I really can't explain why your vet has prescribed liquid and pills although every pet practices differently; this just isn't a protocol with which I'm familiar.

However, my response remains the same: her dosage amount is what best controls her symptoms, whatever that "amount" might be.

It's not that cats necessarily develop resistance, it's that the underlying disease process progresses which requires more drug to control it.

Eventually, her condition will catch up with her although it gives me no pleasure to say so:( But, it's still pretty amazing that she's doing so well.


Expert:  Dr. Deb replied 2 months ago.
I'm just following up on our conversation about your pet. How is everything going?
Dr. Deb
Customer: replied 2 months ago.
We had to leave town for a few days so I'm relying on a friends diagnosis. Her breaths per minute are about 40 to 45. She was given a lasix tablet Monday eve and by last night needed another one. I just don't think the liquid lasix as working as well as it was. Im on my way home now to see for myself how she is. I'm gonna call her vet and get her in for an exam next week. I think that may be the best thing at this point.

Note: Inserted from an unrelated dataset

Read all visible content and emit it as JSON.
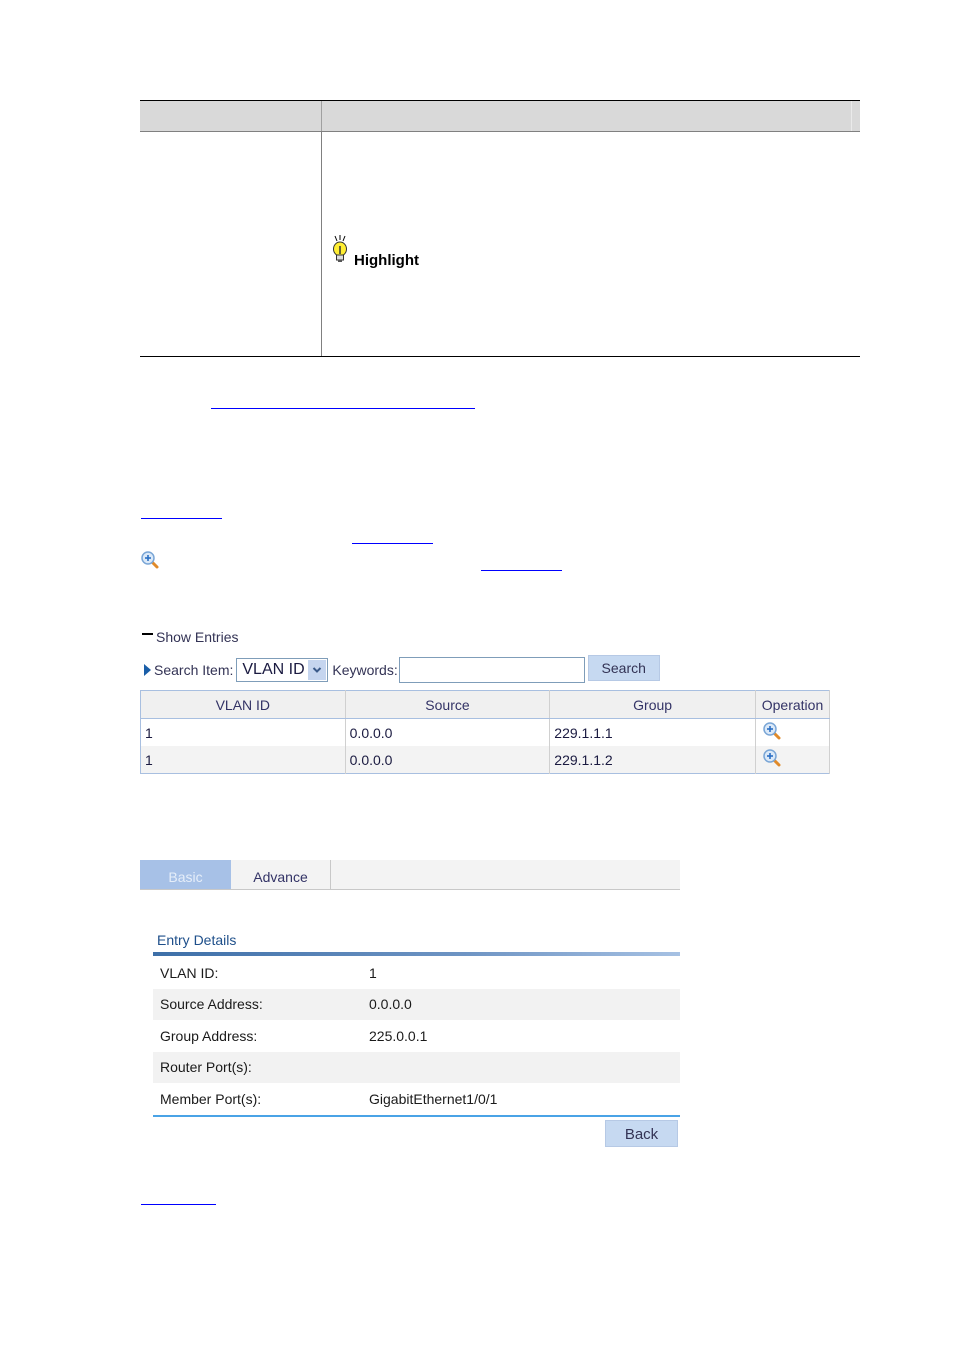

She's not showing and signs of distress or abnormal behavior. It's just her breathing rate is so up and down every day.
Expert:  Dr. Deb replied 2 months ago.

Respiratory rates will vary throughout the day in cats and dogs and don't remain at a steady level. However, as you probably know, 20-30 breaths per minute is the norm for most cats at rest so hers are a little higher.

That's great that she's not showing any signs of distress but it's always a good idea to have these sort of patients rechecked on a regular basis.